Chris served as a public defender in Farmington, Mo., a rural area 72 miles southwest of St. Louis. He was a new lawyer at the time, deciding to join the public defender’s office because he wanted to help those who couldn’t afford it. Like many have before, Chris calls his time as a public defender a “trial by fire” because he was expected to learn on the job instead of being supported with the time, resources, and professional mentorship needed to do his job effectively.

Chris was frequently pressured to do more than his typical 10-to-12 hour workday. The emphasis from his superiors was on closing out cases as quickly as possible if they met the American Bar Association’s ethical standards or not. Clients were encouraged to take plea deals regardless of their innocence because it was more expedient.

“I was told that every time I said I needed more training or time: you learn by doing. What no one mentioned is that real people suffered while I tried to figure out how to do the job. It wasn’t that an order was late or a pizza was messed up, it was people went to prison.”

 

When he left, Chris had a caseload of more than 200.

Today, Chris is a private attorney. He resigned as a public defender because it was taking a massive toll on his health and his family. He also couldn’t bear the guilt of knowing how many times he was forced to fail a client because he didn’t have any other choice.

“On an average day as an attorney now, I see one or two clients. As a public defender, I would see ten. A private attorney can spend their time negotiating a superior plea bargain or taking the case to trial because he or she does not have the caseload a public defender has. Once a person is in the system they will never get out of it and that is much more of a reality for clients of public defenders.”

The Missouri State Public Defender closed 76,752 cases last year at an average cost to the state’s taxpayers of just $325.31 per case.

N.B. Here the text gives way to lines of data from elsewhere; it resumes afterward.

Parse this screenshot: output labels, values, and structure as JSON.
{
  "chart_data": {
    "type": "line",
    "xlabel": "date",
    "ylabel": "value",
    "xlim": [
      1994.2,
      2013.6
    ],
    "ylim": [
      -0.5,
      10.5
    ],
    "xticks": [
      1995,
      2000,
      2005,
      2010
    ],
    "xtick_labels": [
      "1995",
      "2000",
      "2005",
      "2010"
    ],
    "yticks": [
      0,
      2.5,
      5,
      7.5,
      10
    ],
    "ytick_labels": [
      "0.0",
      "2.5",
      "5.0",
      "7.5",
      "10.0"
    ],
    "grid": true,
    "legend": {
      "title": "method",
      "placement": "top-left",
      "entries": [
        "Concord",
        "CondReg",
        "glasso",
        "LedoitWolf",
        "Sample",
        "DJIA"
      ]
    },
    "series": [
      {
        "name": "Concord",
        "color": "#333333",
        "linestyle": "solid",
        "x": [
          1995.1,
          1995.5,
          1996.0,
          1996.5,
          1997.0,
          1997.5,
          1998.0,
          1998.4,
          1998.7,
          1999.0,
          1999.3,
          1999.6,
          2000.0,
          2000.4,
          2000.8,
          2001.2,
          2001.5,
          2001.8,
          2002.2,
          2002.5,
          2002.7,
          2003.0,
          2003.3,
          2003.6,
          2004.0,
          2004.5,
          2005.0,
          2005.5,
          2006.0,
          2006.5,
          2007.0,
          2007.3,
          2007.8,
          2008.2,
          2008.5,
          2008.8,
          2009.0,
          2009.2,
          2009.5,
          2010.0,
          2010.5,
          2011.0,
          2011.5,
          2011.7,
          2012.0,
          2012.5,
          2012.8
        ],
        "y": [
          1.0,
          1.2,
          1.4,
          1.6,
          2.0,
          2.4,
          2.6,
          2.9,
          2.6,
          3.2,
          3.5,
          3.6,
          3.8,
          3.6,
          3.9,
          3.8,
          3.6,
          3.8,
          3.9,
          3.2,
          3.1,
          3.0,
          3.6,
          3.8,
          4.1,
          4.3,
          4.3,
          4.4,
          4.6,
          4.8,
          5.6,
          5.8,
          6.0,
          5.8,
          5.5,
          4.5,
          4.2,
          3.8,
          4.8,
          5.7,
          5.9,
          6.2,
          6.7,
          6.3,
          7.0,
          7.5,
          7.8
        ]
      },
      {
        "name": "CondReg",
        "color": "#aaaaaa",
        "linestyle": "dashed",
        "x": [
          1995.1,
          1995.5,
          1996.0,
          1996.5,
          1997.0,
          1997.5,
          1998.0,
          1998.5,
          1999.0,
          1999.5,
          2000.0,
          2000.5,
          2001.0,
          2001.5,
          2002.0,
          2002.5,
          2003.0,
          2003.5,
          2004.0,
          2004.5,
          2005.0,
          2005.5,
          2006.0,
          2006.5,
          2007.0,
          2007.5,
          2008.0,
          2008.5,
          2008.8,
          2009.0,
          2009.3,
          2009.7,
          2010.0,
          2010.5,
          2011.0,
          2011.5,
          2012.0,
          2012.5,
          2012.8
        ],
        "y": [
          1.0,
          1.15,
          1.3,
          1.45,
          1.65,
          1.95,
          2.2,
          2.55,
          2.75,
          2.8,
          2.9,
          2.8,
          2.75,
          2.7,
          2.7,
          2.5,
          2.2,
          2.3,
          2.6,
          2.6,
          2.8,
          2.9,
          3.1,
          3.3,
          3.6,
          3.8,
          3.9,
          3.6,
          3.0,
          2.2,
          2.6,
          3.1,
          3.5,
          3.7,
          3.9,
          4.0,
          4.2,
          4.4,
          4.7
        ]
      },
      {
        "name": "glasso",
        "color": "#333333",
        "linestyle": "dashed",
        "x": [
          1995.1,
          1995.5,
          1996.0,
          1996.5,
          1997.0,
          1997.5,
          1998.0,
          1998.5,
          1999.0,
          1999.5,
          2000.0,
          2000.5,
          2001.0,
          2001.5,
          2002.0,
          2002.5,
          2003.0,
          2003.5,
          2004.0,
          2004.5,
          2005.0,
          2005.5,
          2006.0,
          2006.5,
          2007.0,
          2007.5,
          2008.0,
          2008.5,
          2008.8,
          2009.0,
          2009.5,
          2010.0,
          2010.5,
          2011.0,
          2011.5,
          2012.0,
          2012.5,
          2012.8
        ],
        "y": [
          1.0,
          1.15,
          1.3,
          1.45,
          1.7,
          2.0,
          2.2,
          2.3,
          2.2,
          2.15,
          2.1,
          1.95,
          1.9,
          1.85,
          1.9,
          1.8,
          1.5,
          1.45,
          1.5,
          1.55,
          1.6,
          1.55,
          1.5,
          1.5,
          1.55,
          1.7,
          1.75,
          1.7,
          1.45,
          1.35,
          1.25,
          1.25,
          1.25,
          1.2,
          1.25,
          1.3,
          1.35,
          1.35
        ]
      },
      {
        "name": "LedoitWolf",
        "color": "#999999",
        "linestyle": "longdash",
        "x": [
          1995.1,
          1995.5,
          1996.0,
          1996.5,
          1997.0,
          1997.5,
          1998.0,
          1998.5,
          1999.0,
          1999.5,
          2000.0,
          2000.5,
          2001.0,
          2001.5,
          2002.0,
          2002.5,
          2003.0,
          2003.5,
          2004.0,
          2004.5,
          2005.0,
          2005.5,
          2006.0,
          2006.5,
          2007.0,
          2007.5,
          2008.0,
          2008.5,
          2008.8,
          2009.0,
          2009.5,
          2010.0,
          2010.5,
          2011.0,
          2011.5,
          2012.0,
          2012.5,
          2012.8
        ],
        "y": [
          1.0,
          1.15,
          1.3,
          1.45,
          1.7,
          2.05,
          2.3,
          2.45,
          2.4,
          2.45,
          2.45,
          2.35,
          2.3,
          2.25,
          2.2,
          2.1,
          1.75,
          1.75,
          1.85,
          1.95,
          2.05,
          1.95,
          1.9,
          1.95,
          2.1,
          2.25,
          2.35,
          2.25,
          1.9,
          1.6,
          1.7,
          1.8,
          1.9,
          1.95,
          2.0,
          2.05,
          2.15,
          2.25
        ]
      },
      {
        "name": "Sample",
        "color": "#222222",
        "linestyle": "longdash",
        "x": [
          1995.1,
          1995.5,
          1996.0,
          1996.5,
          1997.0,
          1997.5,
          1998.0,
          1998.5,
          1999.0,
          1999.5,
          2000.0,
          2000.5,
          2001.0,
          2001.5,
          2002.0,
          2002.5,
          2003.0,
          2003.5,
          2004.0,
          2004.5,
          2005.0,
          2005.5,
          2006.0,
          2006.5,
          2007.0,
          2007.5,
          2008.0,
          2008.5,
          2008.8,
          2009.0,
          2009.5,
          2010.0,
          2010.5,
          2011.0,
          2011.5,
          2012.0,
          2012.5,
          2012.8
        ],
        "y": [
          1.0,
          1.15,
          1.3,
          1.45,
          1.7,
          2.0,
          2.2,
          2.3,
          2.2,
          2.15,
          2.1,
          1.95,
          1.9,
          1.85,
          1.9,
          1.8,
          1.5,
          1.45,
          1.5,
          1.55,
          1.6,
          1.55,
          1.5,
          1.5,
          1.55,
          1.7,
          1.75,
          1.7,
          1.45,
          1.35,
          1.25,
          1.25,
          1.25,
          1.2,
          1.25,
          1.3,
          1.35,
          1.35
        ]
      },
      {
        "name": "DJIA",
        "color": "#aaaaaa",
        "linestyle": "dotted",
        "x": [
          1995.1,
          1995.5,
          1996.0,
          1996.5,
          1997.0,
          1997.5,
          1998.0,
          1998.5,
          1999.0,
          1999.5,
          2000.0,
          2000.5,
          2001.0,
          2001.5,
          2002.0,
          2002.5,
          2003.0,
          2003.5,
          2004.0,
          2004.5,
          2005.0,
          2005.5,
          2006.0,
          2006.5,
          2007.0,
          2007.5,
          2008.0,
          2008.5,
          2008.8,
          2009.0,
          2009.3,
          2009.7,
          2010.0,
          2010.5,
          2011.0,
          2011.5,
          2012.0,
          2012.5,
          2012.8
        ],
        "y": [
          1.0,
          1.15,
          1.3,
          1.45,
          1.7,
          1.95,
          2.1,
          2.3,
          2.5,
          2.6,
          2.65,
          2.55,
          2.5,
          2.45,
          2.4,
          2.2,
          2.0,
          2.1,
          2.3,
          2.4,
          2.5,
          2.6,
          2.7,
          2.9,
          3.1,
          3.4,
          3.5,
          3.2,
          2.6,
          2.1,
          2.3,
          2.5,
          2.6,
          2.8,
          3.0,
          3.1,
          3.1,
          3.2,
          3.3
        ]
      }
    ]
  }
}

“[The] astonishingly low cost of indigent defense in Missouri – among the lowest in the nation ‐‐ is not a cause for celebration. It comes at the cost of justice, the result of widespread failure to provide indigent defendants the effective assistance of counsel that the U.S. Constitution’s Bill of Rights guarantees them,” wrote the Public Defender Commission in their Budget Request to the Governor for Fiscal Year 2019. “There is a limit to the ‘Do More with Less’ mantra within the arena of criminal justice, and Missouri passed it some time ago.”

Chris agrees.

“People seem to think funding the public defender system in Missouri is being ‘nice’ to criminals by giving them something for free that others pay for. What we’re actually doing is protecting the dignity of our clients, not to mention their fundamental, constitutional right to an attorney. Being poor isn’t a crime.”

In a system where public defenders aren’t provided with the funding and capacity to do their job, no one wins. Each year brings an increase in the number of cases brought through the public defender’s office. But the increase in funding and staffing does not match Missouri’s needs and has not for decades.

This is a constitutional crisis. Missouri is forcing public defenders across the state to make a choice: Do the impossible or shortchange justice.